The combination of a steeply progressive tax scale, a relatively broad base in which few expenses are deductible, and the targeting of Working for Families tax credits means many taxpayers are facing very high effective marginal tax rates - how much of the next dollar you earn you get to keep.

"It's the people in the $55,000 to $100,000 band who are getting absolutely hammered and that's where the relief ought to be," Shewan said.

The top tax rate of 39c in the dollar which kicks in at $60,000, now catches 14 per cent of taxpayers, who collectively pay 53 per cent of the income tax take.

That is risky in a globalised world where labour is mobile, says ANZ National Bank chief economist Cameron Bagrie.

People in the top tax bracket are also probably those who would find it easiest to take their skills and their drive to countries whose tax systems they see as less onerous.

Shewan said the abatement of entitlement to family tax credits provided further distortions that could colour perceptions of fairness.

"Compare a single-earner family on $45,000 with two young children and an identical family, in terms of the age of the children, but with an income of $80,000.

"Most people I think would say it was fair enough for the better-off family to pay 2 1/2 or maybe three times as much tax as the other one," Shewan said.

"But the current system has them paying 14 times more tax."

That was because Working for Families was quite generous at the $45,000 level but then it started to abate, he said.

Patrick Nolan at the Institute of Economic Research has modelled the complex interaction of the income tax scale, Working for Families, unemployment and domestic purposes benefits, ACC levies and the accommodation supplement.

People on lower incomes are taxed less but are more likely to be caught in poverty traps arising from the abatement of the main benefits, facing effective marginal tax rates of 90c in the dollar or higher.

For those on middle or higher incomes, roughly speaking, Nolan's results suggest that if you don't want to pay a lot more than 40c tax in the next dollar you earn, you have to be either childless or in the top 5 per cent of the population by income.

Rob McLeod of Ernst & Young, who chaired the last major review of the tax system in 2001, sees the personal income tax scale as the area most in need of renovation.

McLeod would start by cutting the top rate, in the interests of economic efficiency and growth.

"It's at the margin that most damage is done.
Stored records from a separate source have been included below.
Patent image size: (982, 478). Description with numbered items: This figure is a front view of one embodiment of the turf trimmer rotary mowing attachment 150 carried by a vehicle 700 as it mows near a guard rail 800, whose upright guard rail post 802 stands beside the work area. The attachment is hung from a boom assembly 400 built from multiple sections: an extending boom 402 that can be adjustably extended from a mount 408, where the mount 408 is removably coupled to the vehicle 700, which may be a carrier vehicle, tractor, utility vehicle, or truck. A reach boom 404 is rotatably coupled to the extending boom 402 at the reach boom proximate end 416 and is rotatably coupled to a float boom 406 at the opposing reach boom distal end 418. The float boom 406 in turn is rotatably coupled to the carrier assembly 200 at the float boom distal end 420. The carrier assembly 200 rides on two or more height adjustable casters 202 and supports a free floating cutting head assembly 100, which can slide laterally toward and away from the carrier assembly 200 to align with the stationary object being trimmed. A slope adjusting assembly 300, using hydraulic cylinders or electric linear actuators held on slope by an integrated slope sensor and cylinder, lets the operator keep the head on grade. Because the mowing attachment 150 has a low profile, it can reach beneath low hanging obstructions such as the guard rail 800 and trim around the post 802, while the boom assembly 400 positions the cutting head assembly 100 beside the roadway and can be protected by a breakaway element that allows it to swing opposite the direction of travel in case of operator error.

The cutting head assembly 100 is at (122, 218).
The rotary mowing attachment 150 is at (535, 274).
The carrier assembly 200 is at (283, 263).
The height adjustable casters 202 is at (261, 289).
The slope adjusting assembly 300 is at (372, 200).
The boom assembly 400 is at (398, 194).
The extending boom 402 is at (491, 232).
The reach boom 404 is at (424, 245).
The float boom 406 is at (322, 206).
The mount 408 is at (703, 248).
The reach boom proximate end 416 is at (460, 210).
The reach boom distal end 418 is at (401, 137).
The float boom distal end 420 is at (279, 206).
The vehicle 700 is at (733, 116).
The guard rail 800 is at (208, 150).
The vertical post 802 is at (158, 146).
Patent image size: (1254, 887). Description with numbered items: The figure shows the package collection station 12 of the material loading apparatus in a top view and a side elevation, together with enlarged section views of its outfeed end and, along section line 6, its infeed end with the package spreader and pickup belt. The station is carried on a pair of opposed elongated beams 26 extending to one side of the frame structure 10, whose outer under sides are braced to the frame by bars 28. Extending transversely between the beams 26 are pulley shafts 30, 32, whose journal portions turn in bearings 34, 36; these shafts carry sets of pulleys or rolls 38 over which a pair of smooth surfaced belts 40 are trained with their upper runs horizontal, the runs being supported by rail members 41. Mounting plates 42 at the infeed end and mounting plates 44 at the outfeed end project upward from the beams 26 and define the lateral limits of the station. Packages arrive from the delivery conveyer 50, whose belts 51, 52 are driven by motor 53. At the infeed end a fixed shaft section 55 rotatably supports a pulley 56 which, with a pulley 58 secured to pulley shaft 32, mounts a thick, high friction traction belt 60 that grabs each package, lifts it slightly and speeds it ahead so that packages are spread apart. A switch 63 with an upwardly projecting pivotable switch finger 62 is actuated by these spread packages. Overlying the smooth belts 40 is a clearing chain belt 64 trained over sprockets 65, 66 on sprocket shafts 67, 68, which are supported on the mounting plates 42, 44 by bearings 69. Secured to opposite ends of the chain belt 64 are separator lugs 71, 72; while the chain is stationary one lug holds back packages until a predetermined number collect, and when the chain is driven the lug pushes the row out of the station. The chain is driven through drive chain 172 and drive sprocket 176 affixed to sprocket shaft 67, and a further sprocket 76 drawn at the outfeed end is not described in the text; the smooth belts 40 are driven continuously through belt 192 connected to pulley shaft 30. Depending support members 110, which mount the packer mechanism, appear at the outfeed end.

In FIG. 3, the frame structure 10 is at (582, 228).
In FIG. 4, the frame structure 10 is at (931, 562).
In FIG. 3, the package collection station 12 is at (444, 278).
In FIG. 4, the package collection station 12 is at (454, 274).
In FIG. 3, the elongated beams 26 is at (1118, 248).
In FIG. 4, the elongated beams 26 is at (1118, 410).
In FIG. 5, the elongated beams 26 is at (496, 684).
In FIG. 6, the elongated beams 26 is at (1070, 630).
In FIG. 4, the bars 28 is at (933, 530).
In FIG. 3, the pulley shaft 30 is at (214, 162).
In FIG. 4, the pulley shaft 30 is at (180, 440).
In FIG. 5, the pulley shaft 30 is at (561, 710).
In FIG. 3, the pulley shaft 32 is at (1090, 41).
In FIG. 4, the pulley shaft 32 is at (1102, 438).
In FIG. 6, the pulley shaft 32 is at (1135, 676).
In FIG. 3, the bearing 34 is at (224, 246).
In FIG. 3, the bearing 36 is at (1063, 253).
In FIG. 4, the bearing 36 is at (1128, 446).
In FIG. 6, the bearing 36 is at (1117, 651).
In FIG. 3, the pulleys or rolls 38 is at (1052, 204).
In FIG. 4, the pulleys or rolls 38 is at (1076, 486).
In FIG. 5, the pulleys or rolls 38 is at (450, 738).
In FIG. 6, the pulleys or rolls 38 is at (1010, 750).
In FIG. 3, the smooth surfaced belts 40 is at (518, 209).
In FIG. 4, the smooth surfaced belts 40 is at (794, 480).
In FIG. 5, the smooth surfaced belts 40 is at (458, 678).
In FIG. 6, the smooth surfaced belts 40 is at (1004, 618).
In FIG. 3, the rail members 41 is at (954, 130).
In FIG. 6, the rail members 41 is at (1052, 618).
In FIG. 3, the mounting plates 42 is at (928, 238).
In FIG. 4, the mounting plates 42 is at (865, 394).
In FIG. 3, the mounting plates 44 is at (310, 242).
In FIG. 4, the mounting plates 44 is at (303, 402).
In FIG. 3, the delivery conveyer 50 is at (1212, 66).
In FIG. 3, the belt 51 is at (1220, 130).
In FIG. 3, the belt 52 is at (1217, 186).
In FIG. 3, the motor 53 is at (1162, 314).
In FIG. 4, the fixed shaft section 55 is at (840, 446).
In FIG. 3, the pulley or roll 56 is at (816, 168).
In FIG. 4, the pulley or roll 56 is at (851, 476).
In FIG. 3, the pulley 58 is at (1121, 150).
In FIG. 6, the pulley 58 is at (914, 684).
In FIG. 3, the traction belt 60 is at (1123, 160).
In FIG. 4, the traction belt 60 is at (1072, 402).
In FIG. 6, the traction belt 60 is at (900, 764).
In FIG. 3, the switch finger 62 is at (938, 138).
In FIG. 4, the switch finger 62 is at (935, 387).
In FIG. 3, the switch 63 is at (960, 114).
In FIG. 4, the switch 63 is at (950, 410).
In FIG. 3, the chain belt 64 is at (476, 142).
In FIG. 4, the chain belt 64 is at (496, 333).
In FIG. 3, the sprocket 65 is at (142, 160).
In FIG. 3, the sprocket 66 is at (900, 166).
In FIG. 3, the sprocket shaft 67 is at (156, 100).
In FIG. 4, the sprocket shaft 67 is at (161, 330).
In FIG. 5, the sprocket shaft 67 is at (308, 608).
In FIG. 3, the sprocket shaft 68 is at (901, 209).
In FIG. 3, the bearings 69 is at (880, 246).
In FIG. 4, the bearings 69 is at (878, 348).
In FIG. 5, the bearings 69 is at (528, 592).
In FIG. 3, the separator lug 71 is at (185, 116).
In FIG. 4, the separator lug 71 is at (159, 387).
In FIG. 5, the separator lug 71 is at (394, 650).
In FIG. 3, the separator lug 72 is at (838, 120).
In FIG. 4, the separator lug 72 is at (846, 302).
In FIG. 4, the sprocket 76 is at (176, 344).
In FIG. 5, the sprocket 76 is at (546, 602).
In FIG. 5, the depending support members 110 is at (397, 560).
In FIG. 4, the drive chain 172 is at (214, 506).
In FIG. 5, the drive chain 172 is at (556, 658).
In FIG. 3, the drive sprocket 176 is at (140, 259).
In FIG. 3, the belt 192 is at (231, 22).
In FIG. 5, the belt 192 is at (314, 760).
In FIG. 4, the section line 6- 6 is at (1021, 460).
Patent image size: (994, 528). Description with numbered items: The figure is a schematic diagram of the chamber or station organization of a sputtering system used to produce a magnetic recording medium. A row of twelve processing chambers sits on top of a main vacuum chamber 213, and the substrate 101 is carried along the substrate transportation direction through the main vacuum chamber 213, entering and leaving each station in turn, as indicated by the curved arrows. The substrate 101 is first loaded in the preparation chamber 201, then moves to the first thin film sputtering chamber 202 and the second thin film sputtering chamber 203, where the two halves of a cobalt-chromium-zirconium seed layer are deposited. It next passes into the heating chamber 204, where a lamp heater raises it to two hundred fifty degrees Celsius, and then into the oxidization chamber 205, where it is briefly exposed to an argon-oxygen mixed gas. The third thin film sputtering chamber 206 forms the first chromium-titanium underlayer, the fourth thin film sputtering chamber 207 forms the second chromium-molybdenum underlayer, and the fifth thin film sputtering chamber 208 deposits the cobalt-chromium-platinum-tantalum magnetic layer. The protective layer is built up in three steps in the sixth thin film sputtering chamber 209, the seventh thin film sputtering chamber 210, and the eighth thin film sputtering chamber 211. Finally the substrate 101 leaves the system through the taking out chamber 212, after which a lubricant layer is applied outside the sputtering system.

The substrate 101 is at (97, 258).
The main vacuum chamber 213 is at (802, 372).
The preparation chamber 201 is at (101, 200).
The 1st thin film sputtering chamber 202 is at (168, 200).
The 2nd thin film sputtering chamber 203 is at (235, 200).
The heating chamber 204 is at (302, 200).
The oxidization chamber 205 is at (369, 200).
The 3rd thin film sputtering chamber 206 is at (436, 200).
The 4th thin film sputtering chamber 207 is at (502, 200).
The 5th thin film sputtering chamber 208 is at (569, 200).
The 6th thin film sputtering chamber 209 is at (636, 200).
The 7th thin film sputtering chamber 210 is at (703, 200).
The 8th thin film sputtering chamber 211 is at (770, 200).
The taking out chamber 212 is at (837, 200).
It is the cutting edge where action and decision-making take place.

"That is not something that economists argue about," he said.

McLeod and Shewan both deplore the increasing retreat from the principle of tax neutrality, the notion that all forms of income should be taxed at the same marginal rate and tax should not be used to encourage or discourage particular behaviour.

Those distortions are about to become worse. From April 1 company profits and the earnings of approved (PIE) savings vehicles will be taxed at 30c in the dollar.

But an unincorporated business, or the income from investments held directly, may well be taxed at 39c in the dollar.

"Politicians of all persuasions downplay the importance of these distortions and point to the social advantages of their particular hobby-horses," Shewan said.

"But the distortions are enormous and officials are increasingly worried about them."

FOUR COMMANDMENTS

1"We will not borrow to pay for tax cuts."

2"We will not cut services to pay

for tax cuts."

3 "We will not exacerbate inflationary

pressures when we deliver personal tax cuts."

4 "We will not allow tax cuts to lead

to greater inequality in our society."